Re: Generating all 5-card hands
by DrHyde (Prior) on May 19, 2005 at 09:55 UTC
    Hah! Just last night I was thinking about writing a module for scoring cribbage hands, with the intention of analysing the values of various cards. Yes, this would pay no attention to actually *playing* the hand or to pegging tactics.
Re: Generating all 5-card hands
by hv (Parson) on May 19, 2005 at 12:12 UTC

    For a hand with a 5 to avoid scoring 2 points, it must have no pair, and no subset that sums to 15. Since that means we can only have one of each of the pairs (1, 9), (2, 8), (3, 7), (4, 6) that sum to 10, the hands to consider consist of the 16 ways we can choose one from each of those pairs.

    If we have 9 we cannot have 6, so we must have 4, so we cannot have 2, so we must have 8, so we cannot have 7, so we must have 3. But 3+4+8 = 15, so we cannot have 9.

    So we must have 1; if we have 8 we cannot have 7, or 6, so we must have 3 and 4. So we have 3+4+8 = 15 again, which means we cannot have 8.

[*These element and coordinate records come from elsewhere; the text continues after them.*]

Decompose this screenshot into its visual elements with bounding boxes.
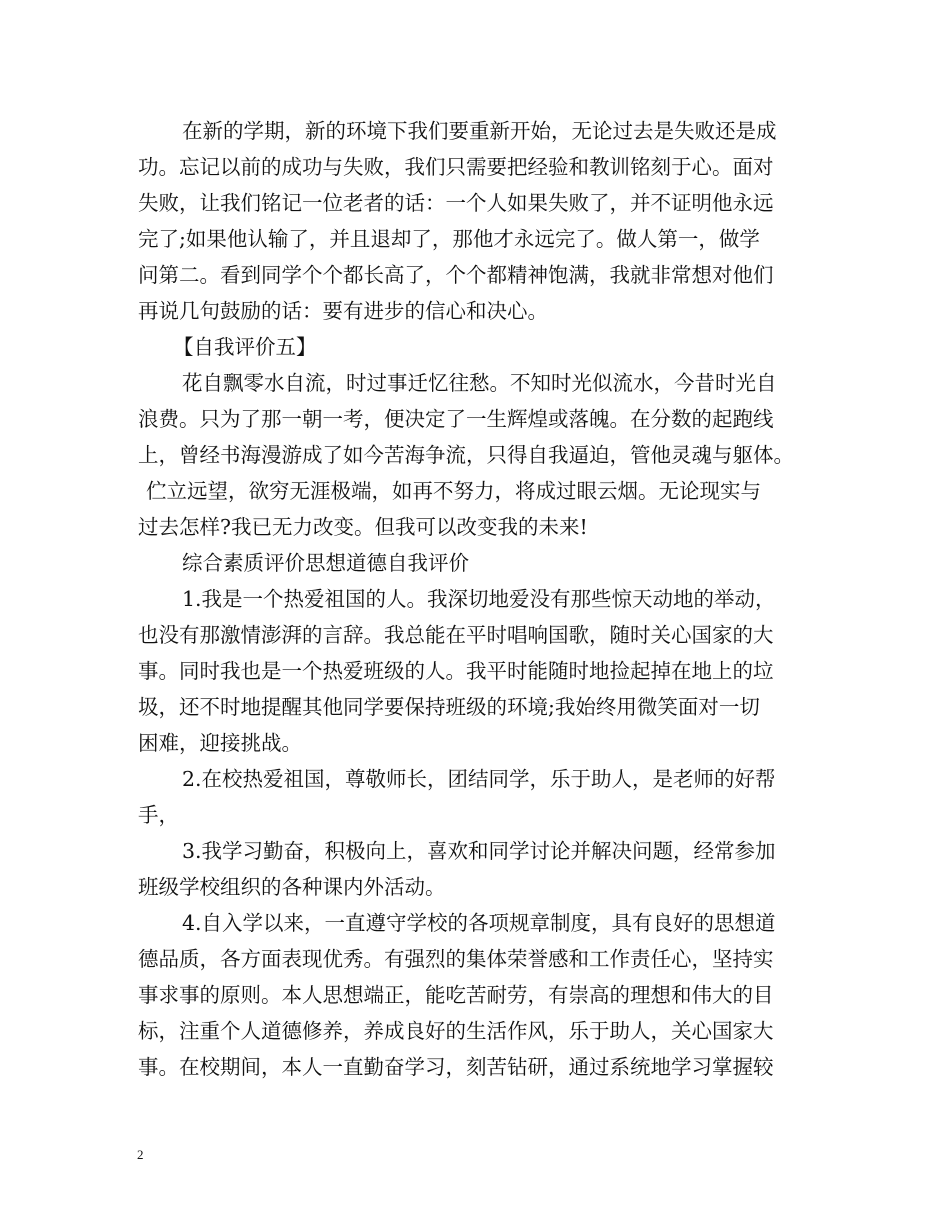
section-heading: 综合素质评价思想道德自我评价 <box>182 551 469 575</box>
text-line: 2.在校热爱祖国，尊敬师长，团结同学，乐于助人，是老师的好帮 <box>182 767 776 791</box>
text-line: 困难，迎接挑战。 <box>138 731 302 755</box>
text-line: 问第二。看到同学个个都长高了，个个都精神饱满，我就非常想对他们 <box>138 263 774 287</box>
text-line: 事。在校期间，本人一直勤奋学习，刻苦钻研，通过系统地学习掌握较 <box>138 1055 774 1079</box>
text-line: 花自飘零水自流，时过事迁忆往愁。不知时光似流水，今昔时光自 <box>182 371 777 395</box>
text-line: 手， <box>138 803 179 827</box>
text-line: 班级学校组织的各种课内外活动。 <box>138 875 446 899</box>
text-line: 上，曾经书海漫游成了如今苦海争流，只得自我逼迫，管他灵魂与躯体。 <box>138 443 794 467</box>
text-line: 德品质，各方面表现优秀。有强烈的集体荣誉感和工作责任心，坚持实 <box>138 947 774 971</box>
text-line: 事。同时我也是一个热爱班级的人。我平时能随时地捡起掉在地上的垃 <box>138 659 774 683</box>
text-line: 1.我是一个热爱祖国的人。我深切地爱没有那些惊天动地的举动， <box>182 587 776 611</box>
text-line: 事求事的原则。本人思想端正，能吃苦耐劳，有崇高的理想和伟大的目 <box>138 983 774 1007</box>
page-number: 2 <box>137 1147 144 1162</box>
text-line: 标，注重个人道德修养，养成良好的生活作风，乐于助人，关心国家大 <box>138 1019 774 1043</box>
text-line: 功。忘记以前的成功与失败，我们只需要把经验和教训铭刻于心。面对 <box>138 155 774 179</box>
text-line: 4.自入学以来，一直遵守学校的各项规章制度，具有良好的思想道 <box>182 911 776 935</box>
text-line: 再说几句鼓励的话：要有进步的信心和决心。 <box>138 299 548 323</box>
section-heading: 【自我评价五】 <box>173 335 317 359</box>
text-line: 在新的学期，新的环境下我们要重新开始，无论过去是失败还是成 <box>182 119 777 143</box>
text-line: 也没有那激情澎湃的言辞。我总能在平时唱响国歌，随时关心国家的大 <box>138 623 774 647</box>
text-line: 圾，还不时地提醒其他同学要保持班级的环境;我始终用微笑面对一切 <box>138 695 760 719</box>
text-line: 浪费。只为了那一朝一考，便决定了一生辉煌或落魄。在分数的起跑线 <box>138 407 774 431</box>
text-line: 过去怎样?我已无力改变。但我可以改变我的未来! <box>138 515 588 539</box>
text-line: 3.我学习勤奋，积极向上，喜欢和同学讨论并解决问题，经常参加 <box>182 839 776 863</box>
text-line: 完了;如果他认输了，并且退却了，那他才永远完了。做人第一，做学 <box>138 227 760 251</box>
text-line: 失败，让我们铭记一位老者的话：一个人如果失败了，并不证明他永远 <box>138 191 774 215</box>
text-line: 伫立远望，欲穷无涯极端，如再不努力，将成过眼云烟。无论现实与 <box>146 479 761 503</box>
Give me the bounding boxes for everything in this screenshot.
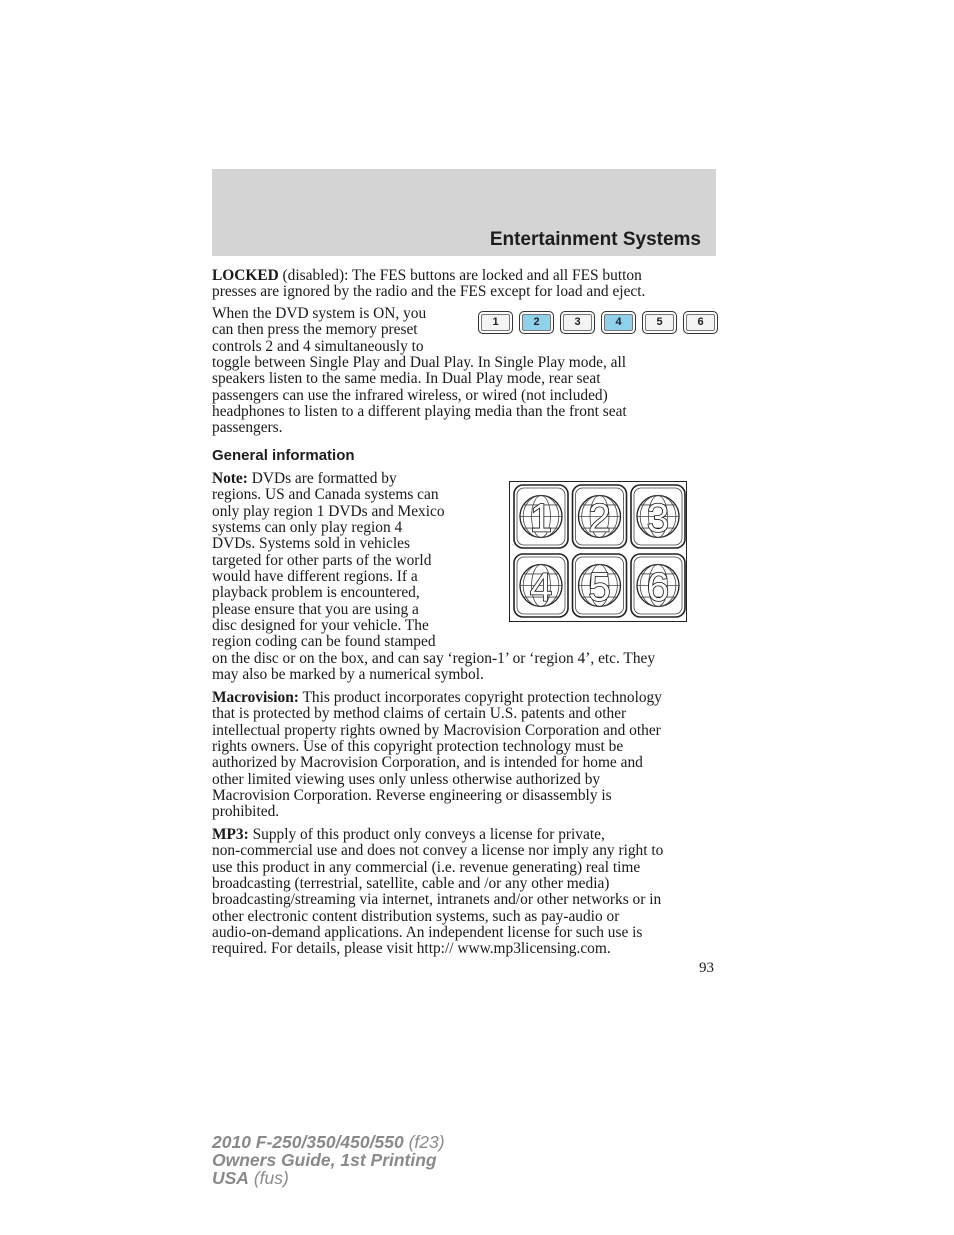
text-line: MP3: Supply of this product only conveys a license for private,: [212, 826, 605, 843]
text-line: speakers listen to the same media. In Dual Play mode, rear seat: [212, 370, 601, 388]
preset-button-1: 1: [478, 311, 513, 334]
region-number: 3: [646, 496, 670, 541]
region-globe-grid: [510, 482, 686, 621]
text-line: headphones to listen to a different playing media than the front seat: [212, 403, 627, 421]
text-line: region coding can be found stamped: [212, 633, 436, 651]
locked-term: LOCKED: [212, 267, 279, 284]
region-number: 1: [529, 496, 553, 541]
footer-line-1: 2010 F-250/350/450/550 (f23): [212, 1132, 445, 1152]
region-number: 2: [588, 496, 611, 541]
footer-line-2: Owners Guide, 1st Printing: [212, 1150, 437, 1170]
text-line: on the disc or on the box, and can say ‘region-1’ or ‘region 4’, etc. They: [212, 649, 656, 667]
text-line: prohibited.: [212, 803, 280, 821]
text-line: toggle between Single Play and Dual Play. In Single Play mode, all: [212, 354, 627, 372]
page-number: 93: [699, 960, 714, 976]
text-line: intellectual property rights owned by Macrovision Corporation and other: [212, 721, 661, 739]
preset-button-4: 4: [601, 311, 636, 334]
text-line: may also be marked by a numerical symbol.: [212, 666, 484, 684]
text-line: playback problem is encountered,: [212, 584, 420, 602]
preset-button-6: 6: [683, 311, 718, 334]
text-line: systems can only play region 4: [212, 519, 403, 537]
region-5-symbol: [573, 554, 627, 617]
region-3-symbol: [631, 485, 685, 548]
text-line: targeted for other parts of the world: [212, 551, 432, 569]
text-line: can then press the memory preset: [212, 321, 418, 339]
region-number: 6: [646, 565, 670, 610]
text-line: non-commercial use and does not convey a license nor imply any right to: [212, 842, 664, 860]
text-line: rights owners. Use of this copyright protection technology must be: [212, 738, 624, 756]
text-line: regions. US and Canada systems can: [212, 486, 439, 504]
locked-line-1: LOCKED (disabled): The FES buttons are locked and all FES button: [212, 267, 642, 284]
mp3-paragraph: [212, 827, 718, 958]
text-line: passengers can use the infrared wireless, or wired (not included): [212, 386, 608, 404]
text-line: authorized by Macrovision Corporation, and is intended for home and: [212, 754, 643, 772]
text-line: other limited viewing uses only unless otherwise authorized by: [212, 770, 601, 788]
text-line: DVDs. Systems sold in vehicles: [212, 535, 410, 553]
region-1-symbol: [514, 485, 568, 548]
section-title: Entertainment Systems: [489, 229, 701, 250]
text-line: would have different regions. If a: [212, 568, 418, 586]
text-line: please ensure that you are using a: [212, 600, 419, 618]
mp3-term: MP3:: [212, 826, 249, 843]
region-4-symbol: [514, 554, 568, 617]
preset-button-3: 3: [560, 311, 595, 334]
note-term: Note:: [212, 470, 248, 487]
text-line: passengers.: [212, 419, 283, 437]
text-line: Macrovision Corporation. Reverse engineering or disassembly is: [212, 787, 612, 805]
region-number: 4: [529, 565, 553, 610]
general-information-heading: General information: [212, 447, 355, 464]
locked-paragraph: [212, 268, 718, 301]
text-line: only play region 1 DVDs and Mexico: [212, 502, 445, 520]
document-footer: [212, 1133, 445, 1187]
region-number: 5: [588, 565, 611, 610]
text-line: other electronic content distribution systems, such as pay-audio or: [212, 907, 620, 925]
locked-line-2: presses are ignored by the radio and the FES except for load and eject.: [212, 283, 646, 301]
footer-line-3: USA (fus): [212, 1168, 289, 1188]
text-line: that is protected by method claims of certain U.S. patents and other: [212, 705, 627, 723]
macrovision-paragraph: [212, 690, 718, 821]
preset-button-2: 2: [519, 311, 554, 334]
text-line: controls 2 and 4 simultaneously to: [212, 337, 424, 355]
region-code-symbols-figure: [509, 481, 687, 622]
text-line: use this product in any commercial (i.e. revenue generating) real time: [212, 858, 641, 876]
preset-button-5: 5: [642, 311, 677, 334]
text-line: Macrovision: This product incorporates copyright protection technology: [212, 689, 662, 706]
text-line: disc designed for your vehicle. The: [212, 617, 429, 635]
text-line: When the DVD system is ON, you: [212, 305, 427, 322]
text-line: broadcasting/streaming via internet, intranets and/or other networks or in: [212, 891, 662, 909]
section-header-band: [212, 169, 716, 256]
text-line: required. For details, please visit http:// www.mp3licensing.com.: [212, 940, 611, 958]
region-2-symbol: [573, 485, 627, 548]
text-line: audio-on-demand applications. An independent license for such use is: [212, 924, 643, 942]
region-6-symbol: [631, 554, 685, 617]
text-line: Note: DVDs are formatted by: [212, 470, 397, 487]
macrovision-term: Macrovision:: [212, 689, 299, 706]
memory-preset-buttons-illustration: [478, 311, 718, 335]
text-line: broadcasting (terrestrial, satellite, cable and /or any other media): [212, 875, 610, 893]
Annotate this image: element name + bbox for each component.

    So we must have 1 and 2, which means we cannot have 7, so we must have 3. But 1+2+3+5+4 = 15, and 1+3+5+6 = 15. So there is no hand including a five which doesn't include at least 2 points.

    Hugo

      I thought you would be interested to know that I added a link to this discussion at Cribbage Corner, in the section on hand distribution and probabilities. Thank you for taking the trouble to work this out!